In like manner, when pushbutton 52 initiates a new down hall call, and floor #2 is enabled by the appropriate switch in the group of enable switches 68, controller 56 sets an appropriate bit in the BST, and it sets a synchronized bit in the serial signal CMD on line 64 associated with the lamp driver means 105. Lamp driver means 105 includes a latch 108, with input line 106 of latch 108 going to a logic one while its enable input is held high by enable line 76. The high input on line 106 is transferred to an output line 110 which turns on a solid state switch 112 to energize a down hall call indicator lamp 114 from a voltage source 116.
In accordance with the teachings of the invention, actual energization or illumination of each hall call lamp is detected, and when a hall call lamp is energized a signal corresponding to continuous actuation of the associated pushbutton is simulated. Actual energization of a lamp, for example, may be detected by a low cost opto-coupler IC package containing a light emitting diode (LED) and a phototransistor. Actual energization of lamp 102 may be detected by an opto-coupler 118 which includes a LED 120 and a phototransistor 122. LED 120 is connected to be energized when lamp 102 is energized. When LED 120 is energized it turns on phototransistor 122 which connects a source voltage 124 to terminal 82. This simulates continuous actuation of pushbutton 50, for as long as lamp 102 is energized. Controller 56 does not recognize the resulting synchronized signal appearing on line 62 as being a new up hall call, however, as the hall call controller has already recognized an active, i.e., non-reset up hall call from this pushbutton.
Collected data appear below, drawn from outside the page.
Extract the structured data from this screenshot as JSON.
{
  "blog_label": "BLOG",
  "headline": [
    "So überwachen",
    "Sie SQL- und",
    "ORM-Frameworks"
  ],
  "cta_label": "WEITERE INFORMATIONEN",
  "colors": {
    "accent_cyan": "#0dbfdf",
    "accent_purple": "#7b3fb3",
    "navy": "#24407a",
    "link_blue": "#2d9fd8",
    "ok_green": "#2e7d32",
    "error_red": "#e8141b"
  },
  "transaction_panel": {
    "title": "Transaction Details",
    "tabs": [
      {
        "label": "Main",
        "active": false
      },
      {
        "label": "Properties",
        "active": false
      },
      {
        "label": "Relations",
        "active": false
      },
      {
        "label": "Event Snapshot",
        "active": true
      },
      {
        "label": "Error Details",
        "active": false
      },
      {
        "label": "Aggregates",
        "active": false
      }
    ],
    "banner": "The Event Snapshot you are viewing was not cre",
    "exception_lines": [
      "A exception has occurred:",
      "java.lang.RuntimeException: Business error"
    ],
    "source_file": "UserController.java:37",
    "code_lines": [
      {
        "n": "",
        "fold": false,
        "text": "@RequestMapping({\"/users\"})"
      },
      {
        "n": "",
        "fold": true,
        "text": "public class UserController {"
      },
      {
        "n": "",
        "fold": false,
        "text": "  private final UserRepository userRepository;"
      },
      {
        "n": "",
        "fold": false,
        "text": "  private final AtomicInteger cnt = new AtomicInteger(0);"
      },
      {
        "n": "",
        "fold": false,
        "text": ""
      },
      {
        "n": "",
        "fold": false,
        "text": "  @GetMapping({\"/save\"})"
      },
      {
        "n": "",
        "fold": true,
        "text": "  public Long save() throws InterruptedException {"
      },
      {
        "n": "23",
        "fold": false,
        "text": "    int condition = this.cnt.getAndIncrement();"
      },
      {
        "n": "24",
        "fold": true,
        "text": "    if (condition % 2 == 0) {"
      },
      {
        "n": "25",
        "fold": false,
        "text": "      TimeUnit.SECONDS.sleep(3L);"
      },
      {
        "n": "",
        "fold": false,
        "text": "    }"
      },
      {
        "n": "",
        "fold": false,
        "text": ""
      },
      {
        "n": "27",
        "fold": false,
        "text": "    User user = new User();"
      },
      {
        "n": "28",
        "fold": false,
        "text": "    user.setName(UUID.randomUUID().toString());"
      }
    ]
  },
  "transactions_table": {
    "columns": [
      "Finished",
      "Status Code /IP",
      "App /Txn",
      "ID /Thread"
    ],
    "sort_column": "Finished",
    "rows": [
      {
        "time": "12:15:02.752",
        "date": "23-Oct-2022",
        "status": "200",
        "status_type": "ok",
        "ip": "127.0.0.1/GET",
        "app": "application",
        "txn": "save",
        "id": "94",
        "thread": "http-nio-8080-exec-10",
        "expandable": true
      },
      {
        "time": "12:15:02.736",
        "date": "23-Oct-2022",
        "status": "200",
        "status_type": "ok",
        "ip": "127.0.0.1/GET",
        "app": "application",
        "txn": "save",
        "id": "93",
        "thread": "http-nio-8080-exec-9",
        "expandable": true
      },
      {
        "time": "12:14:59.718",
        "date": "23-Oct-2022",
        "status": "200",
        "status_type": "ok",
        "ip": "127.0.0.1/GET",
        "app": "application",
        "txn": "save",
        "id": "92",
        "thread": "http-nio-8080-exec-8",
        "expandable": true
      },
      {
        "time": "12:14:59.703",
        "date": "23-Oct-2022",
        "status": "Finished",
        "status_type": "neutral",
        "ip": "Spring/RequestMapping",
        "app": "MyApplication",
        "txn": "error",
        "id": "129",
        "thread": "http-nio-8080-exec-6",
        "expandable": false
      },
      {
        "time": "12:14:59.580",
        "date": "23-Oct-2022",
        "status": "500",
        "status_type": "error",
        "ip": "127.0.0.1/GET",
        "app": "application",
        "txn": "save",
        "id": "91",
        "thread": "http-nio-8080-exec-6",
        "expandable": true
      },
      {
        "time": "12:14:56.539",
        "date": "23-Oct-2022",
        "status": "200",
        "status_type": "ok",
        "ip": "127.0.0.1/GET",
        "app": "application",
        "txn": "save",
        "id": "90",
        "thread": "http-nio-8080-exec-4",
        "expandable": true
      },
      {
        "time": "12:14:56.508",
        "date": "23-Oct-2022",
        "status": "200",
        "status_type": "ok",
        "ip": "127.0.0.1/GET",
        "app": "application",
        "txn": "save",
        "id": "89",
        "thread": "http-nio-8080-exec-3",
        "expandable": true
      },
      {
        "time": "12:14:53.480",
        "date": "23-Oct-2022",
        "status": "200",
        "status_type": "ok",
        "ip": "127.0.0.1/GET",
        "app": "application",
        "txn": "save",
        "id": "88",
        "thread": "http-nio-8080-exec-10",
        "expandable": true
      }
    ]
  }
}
The presence of this signal on line 62 provided by opto-coupler 118 as part of serial signal DTA is used by logic contained in a lamp controller program, as will be hereinafter described, to test system integrity and detect burn-out lamps.
In like manner, energization of lamp 114 associated with the down wall call pushbutton 52 may be detected by an opto-coupler 126 having an LED 128 and a phototransistor 130, and a voltage source 132.
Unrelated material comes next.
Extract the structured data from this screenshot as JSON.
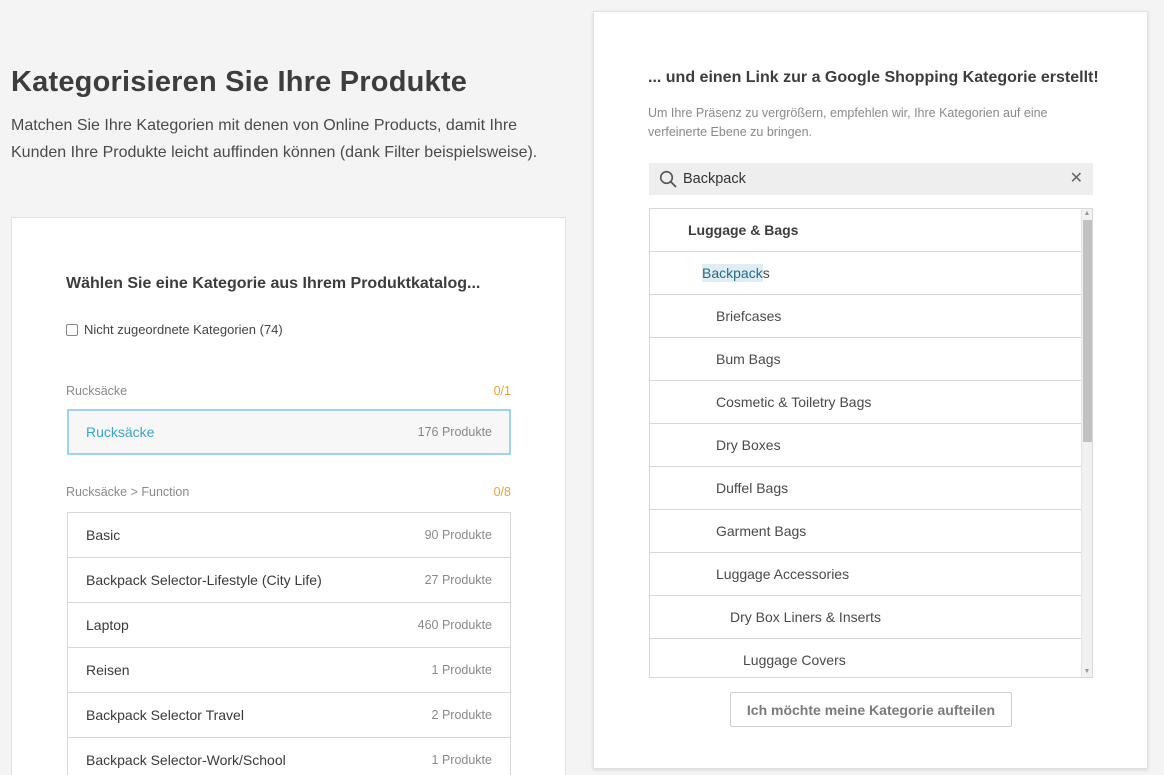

FIG. 2 is a flow chart of a program 134 which may be run by controller 56 to detect new inputs from enable switches 68, and to update the floor and lantern enable tables FET and HLE, respectively, which continuously set forth the current enable status of all of the floors of building 26. A separate dedicated microcomputer in controller 56 may update the enables according to program 134 of FIG. 2. Program 134 is entered at input 136. Step 138 clears a burned-out lamp table BOLT stored in RAM of controller 56, and it initializes a pointer DPTR to the start of the table. FIG. 3 is a RAM map setting forth a suitable format for BOLT.
In an exemplary embodiment of the invention, all data links are read simultaneously, synchronized by a clock cycle having 64 pulses or scan slots O-63. Thus, each pulse results in the reading and storing of a plurality of bits, with each bit being associated with a specific floor number and service direction, depending upon which link it is located in. The exact location of a burned-out lamp may thus be indicated by storing the link number and bit number in BOLT. BOLT is maintained for the use of maintenance personnel. Its contents may be displayed and/or printed out upon command, locally and/or remotely, as desired.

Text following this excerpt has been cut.